I cannot tell if words are powerful because of themselves, or because of their use. Children grab hold of words and wield them like swords too heavy to hold. Sometimes they wobble, struggling to lift the weight of “bad words” but trying to anyways, knowing that they are powerful. Sometimes they shout the words like gunshots: “No! No! No!” because it’s easy to shoot but harder to control. He doesn’t mean to say no, but the trigger was already pulled and the force of the powerful word won’t be stopped by logic or reason. No, he doesn’t want help. No, he isn’t tired. No, he can’t listen. No.
Is it powerful in his mouth? The power came from generations of humans before, passing along strength in a word to the mouth of a boy who can only speak a handful. He screams, “No.” It’s power is maintained because he believes in its strength, he feels it coursing through his veins as he shouts, “No.”

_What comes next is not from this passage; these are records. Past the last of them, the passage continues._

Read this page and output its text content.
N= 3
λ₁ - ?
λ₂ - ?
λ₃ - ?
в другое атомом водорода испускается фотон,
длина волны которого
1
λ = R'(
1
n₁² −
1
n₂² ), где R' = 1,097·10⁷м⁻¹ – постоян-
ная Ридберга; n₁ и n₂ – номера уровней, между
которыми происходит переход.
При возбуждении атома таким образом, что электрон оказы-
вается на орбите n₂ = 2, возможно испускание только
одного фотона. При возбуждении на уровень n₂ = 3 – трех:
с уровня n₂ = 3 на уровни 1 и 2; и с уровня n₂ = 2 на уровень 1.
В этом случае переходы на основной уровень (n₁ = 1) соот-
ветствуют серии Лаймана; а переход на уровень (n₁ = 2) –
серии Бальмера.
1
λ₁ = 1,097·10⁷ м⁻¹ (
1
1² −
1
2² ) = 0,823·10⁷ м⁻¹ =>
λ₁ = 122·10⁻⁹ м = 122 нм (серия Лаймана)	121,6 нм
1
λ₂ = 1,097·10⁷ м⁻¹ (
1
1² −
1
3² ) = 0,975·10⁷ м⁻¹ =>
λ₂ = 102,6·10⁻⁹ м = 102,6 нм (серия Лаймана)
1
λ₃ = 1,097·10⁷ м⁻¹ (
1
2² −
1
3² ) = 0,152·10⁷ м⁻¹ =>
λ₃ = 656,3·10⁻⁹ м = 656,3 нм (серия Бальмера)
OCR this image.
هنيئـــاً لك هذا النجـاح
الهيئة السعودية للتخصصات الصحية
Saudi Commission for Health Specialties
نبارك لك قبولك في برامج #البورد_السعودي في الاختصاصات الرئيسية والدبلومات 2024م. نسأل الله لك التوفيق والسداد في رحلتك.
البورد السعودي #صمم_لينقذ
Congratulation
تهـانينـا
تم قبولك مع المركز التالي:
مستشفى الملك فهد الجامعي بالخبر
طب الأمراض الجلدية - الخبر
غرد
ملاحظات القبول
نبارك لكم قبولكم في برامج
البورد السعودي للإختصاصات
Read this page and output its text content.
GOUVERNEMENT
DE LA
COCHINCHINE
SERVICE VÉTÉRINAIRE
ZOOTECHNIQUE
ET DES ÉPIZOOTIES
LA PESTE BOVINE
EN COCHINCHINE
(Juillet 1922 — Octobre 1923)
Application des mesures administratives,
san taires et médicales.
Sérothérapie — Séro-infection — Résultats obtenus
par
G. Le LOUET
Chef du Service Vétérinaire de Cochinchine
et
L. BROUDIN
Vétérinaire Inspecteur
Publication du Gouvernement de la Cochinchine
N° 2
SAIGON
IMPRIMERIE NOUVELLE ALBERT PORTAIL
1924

Working with children is how I witness and reflect upon the human world. What is our instinct? What is our purpose? Is there a purpose? More importantly, does it matter? Adults forget to forget. Let play reign. But I watch children wage war on each other and themselves, I watch children recognize power and greedily reach for it. I watch children formulate stories they present as fact. And I watch children cast others aside to make room for their own self-interest.
Angels. And demons. We must remember that none of us are purely good. Or purely bad. We are a collection of animal instinct and human nature. We give power to the things we hold, and we pass that power down to those who haven’t got it. Children do not give bad words their power, generations of adults have. But children recognize that power and grab onto it. We can pass power down. It is transferable. Words unlock emotions children can’t explain– uncertain, fearful, present, invigorated, satiated, on-edge, courageous, powerful.
But without us, what is a word? And why does it matter?